Kadını bir günah unsuru olarak gördüğü için örtünmesini şart koşan dini öğretiler, bizzat kadınlar tarafından özgürlük alanı olarak tanımlanıyor. Üstelik yasakçılığa karşı bir tepki olarak değerlendirildiğinde anlamı olan bir tanımlama bu. Oysa gerçek özgürlük, en az erkekler kadar günah işleyebilme özgürlüğü olmalıydı. Kadın da kolayca ‘erkek’ şeytan tarafından baştan çıkarıldığını ifade edebilir. Mi acaba? Tabii ki hayır. Baştan çıkarılma erkeğin mazeretidir ve şeytan da mutlak surette kadındır. O yüzden de kadının toplum içindeki davranışlarını, duruşunu zapt u rapta almak gerekir.
Yakın geçmişin önemli siyasi figürlerinden Bülent Arınç’ın gebe kadınların sokağa çıkmalarını, toplum içinde kahkaha atmalarını, hatta meclis çatısı altında herhangi bir konuda görüş belirtmelerini, itiraz etmelerini en hafif tabirle yakışıksız bulması tam da bu anlayışın bir dışavurumudur.
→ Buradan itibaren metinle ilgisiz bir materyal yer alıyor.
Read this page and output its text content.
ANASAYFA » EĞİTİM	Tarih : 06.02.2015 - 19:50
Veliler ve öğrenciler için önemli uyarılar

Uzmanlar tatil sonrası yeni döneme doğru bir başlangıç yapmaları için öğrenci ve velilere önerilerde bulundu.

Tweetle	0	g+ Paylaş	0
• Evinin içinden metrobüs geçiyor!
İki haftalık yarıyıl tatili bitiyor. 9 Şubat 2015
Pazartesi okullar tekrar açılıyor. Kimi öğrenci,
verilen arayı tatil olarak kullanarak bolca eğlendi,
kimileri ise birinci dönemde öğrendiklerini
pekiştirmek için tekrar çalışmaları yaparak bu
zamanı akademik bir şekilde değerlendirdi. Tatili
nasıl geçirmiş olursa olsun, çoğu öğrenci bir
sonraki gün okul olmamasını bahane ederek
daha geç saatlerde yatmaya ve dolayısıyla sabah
Geçenlerde Cumhurbaşkanı Erdoğan’ın bir toplantı sonrası ‘buraya birkaç tane de bayan vekil alalım’ sözü de patriarkanın kadına bakış açısını yansıtması bakımından oldukça ilginç bir örnek oldu. Muhafazakâr, yani tutucu çevrelerin sözde kadını yüceltmek anlamında sıklıkla kullandıkları ‘kadınlar çiçektir’ sözünün pratikteki karşılığını ifade ediyordu Erdoğan’ın çağrısı.
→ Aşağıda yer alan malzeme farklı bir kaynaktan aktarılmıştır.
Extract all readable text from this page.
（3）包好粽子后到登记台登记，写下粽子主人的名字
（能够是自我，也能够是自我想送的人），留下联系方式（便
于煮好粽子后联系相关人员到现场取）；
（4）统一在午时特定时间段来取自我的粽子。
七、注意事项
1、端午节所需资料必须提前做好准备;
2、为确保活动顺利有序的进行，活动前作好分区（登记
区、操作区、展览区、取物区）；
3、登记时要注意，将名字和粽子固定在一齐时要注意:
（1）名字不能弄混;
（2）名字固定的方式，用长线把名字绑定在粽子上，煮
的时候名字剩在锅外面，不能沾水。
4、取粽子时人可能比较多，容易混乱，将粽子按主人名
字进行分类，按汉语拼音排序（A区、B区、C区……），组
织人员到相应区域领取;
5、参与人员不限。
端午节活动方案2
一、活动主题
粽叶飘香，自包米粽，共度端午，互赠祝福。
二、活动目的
Kendilerinin çiçek olduğuna canı gönülden inanan AKP’li kadın vekiller de pek bir memnun oldular reislerinin çağrısından. Koşa koşa seğirtip sahnede (ya da vazoda) kendilerine gösterilen noktadan dahil oldular mutlu aile tablosuna.
‘Çiçek senin anandır’ diye tepki gösteren feminist hareketin önünde daha çok uzun bir mücadele yolu olduğu kesin. Türkiye’nin Ortodoks Marksistleri bozulmasın ama galiba feministlerin cinsiyetçilik karşıtı mücadelesi onların sınıf mücadelesinden bir adım daha önemli, daha yaşamsal. Dahası, “Sınıf mücadelemiz zafere ulaşırsa, kadın sorunu da kendiliğinden çözülür” safsatasına da feministlerin karnı tok.